Intraoperative anticoagulation

• Antithrombin (AT) supplementation is indicated in patients with AT deficiency to improve heparin sensitivity (Class I B).
• Heparin level-guided heparin management should be considered over ACT-guided heparin management to reduce bleeding (Class IIa B).
• Protamine should be administered in a protamine-to-heparin dosing ratio <1:1 to reduce bleeding (Class IIa B)
• Heparin level-guided heparin management should be considered over ACT-guided heparin management to reduce bleeding (Class IIa B)
• AT supplementation is not recommended to reduce bleeding following CPB (Class III C).
• In patients with HIT antibodies for whom surgery cannot be postponed, anticoagulation with bivalirudin should be considered when the bleeding risk is acceptable.

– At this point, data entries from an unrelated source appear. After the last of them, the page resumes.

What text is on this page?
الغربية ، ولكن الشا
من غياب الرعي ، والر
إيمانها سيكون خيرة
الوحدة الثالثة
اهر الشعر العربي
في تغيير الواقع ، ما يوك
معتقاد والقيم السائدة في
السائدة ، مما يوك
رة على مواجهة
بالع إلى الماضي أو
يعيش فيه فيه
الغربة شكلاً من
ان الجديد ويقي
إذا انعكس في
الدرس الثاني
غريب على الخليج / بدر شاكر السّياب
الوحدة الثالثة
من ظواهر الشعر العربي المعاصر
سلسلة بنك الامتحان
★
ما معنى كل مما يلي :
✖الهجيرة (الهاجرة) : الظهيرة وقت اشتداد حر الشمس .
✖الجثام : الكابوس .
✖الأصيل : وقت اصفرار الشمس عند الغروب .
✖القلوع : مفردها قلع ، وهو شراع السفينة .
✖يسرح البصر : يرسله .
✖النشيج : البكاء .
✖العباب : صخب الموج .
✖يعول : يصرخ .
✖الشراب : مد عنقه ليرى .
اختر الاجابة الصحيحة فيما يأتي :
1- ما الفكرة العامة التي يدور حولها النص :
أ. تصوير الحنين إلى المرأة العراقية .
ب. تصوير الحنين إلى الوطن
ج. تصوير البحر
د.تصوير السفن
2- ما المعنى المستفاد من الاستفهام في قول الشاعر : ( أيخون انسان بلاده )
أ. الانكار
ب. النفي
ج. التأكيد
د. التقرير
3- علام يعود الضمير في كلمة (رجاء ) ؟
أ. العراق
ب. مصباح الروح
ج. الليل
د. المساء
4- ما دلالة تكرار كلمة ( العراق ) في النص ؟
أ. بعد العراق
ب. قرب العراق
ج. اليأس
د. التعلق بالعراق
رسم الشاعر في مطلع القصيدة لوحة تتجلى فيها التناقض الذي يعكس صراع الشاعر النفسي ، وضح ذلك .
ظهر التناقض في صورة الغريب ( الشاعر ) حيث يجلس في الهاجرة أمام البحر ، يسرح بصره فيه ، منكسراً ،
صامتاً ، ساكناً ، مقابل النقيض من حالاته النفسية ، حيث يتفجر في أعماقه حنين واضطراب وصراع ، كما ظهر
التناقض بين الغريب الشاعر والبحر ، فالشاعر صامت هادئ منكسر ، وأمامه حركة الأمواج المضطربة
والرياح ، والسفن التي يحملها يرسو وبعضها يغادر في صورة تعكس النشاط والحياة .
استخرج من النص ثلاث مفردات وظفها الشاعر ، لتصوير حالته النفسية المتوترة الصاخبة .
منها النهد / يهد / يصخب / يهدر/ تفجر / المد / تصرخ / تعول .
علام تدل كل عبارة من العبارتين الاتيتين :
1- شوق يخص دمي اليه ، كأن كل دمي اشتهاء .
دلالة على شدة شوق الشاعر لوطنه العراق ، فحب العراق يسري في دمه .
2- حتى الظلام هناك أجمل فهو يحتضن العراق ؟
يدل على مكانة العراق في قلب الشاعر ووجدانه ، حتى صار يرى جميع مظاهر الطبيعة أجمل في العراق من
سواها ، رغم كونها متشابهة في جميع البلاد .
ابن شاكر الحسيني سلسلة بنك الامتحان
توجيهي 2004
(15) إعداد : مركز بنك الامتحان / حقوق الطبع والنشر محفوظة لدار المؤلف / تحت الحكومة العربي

The use of heparin in the pre- and postoperative periods should be avoided (Class IIa C).

  

Intravascular volume

• Limitation of haemodilution is recommended as part of a blood conservation strategy to reduce bleeding and transfusions (Class I B).
• The use of goal-directed haemodynamic therapy to reduce transfusions is not recommended (Class III C)
• The use of modern low-molecular weight starches in priming and non-priming solutions to reduce bleeding and transfusions are not recommended (Class III C).
• Preoperative autologous blood donation in patients with high haemoglobin levels (>110g/dL) may be considered to reduce postoperative transfusions (Class IIb B).
• Acute normovolaemic haemodilution may be considered to reduce postoperative transfusions (Class IIb B).

 

Procoagulant interventions

• Antifibrinolytic therapy (TXA, aprotinin and EACA) is recommended to reduce bleeding and transfusions of blood products and reoperations for bleeding (TXA and aprotinin) (Class IA).
• The prophylactic use of FFP to reduce bleeding is not recommended (Class IIIB).
• The use of PCC or FFP may be considered to reverse the action of VKAs (Class IIb B).
• In patients with factor XIII activity <70% after CPB, the administration of factor XIII may be considered to reduce bleeding (Class IIb B).
• Prophylactic fibrinogen administration is not recommended (Class III B).
• In the bleeding patient with a low fibrinogen level (<1.5 g/l), fibrinogen substitution may be considered to reduce postoperative bleeding and transfusions (Class IIb B).
• In patients where bleeding is related to coagulation factor ciency, PCC or FFP administration should be considered to reduce bleeding and transfusions (Class IIa B).
• The prophylactic use of DDAVP to reduce bleeding is not recommended (Class III B).
• In bleeding patients with platelet dysfunction on the basis of an inherited or acquired bleeding disorder, the use of DDAVP should be considered to reduce bleeding and the requirement for transfusions (Class IIa C).
• The prophylactic use of rFVIIa to prevent bleeding is not recommended (Class III B).
• In patients with refractory, non-surgical bleeding, off-label use of rFVIIa may be considered to reduce bleeding (Class IIb B).

 

Transfusion strategies

• Implementation of a PBM protocol for the bleeding patient is recommended (Class I C).
• The use of PRBCs of all ages is recommended, because the storage time of the PRBCs does not affect the outcomes (Class I A).
• The use of leucocyte-depleted PRBCs is recommended to reduce infectious complications (Class I B).
• Pooled solvent detergent FFP may be preferred to standard FFP to reduce the risk of TRALI (Class IIb B).
• Perioperative treatment algorithms for the bleeding patient based on viscoelastic POC tests should be considered to reduce the number of transfusions (Class IIa B).
• It is recommended that one transfuse PRBCs on the basis of the clinical condition of the patient rather than on a fixed haemoglobin threshold (Class I B).
• A haematocrit of 21-24% may be considered during CPB when an adequate DO₂ (>273 mL O₂/min/m²) level is maintained (Class IIb B).
• Platelet concentrate should be transfused in bleeding patients with a platelet count below 50 x10⁹/L or patients on anticoagulant therapy with bleeding complications (Class IIa C).

 

Anticoagulation management during extracorporeal life support

• Bivalirudin and argatroban may be considered as alternatives for heparin anticoagulation for prolonged ECLS/ECMO therapy to prevent HIT type 2 (Class IIb C).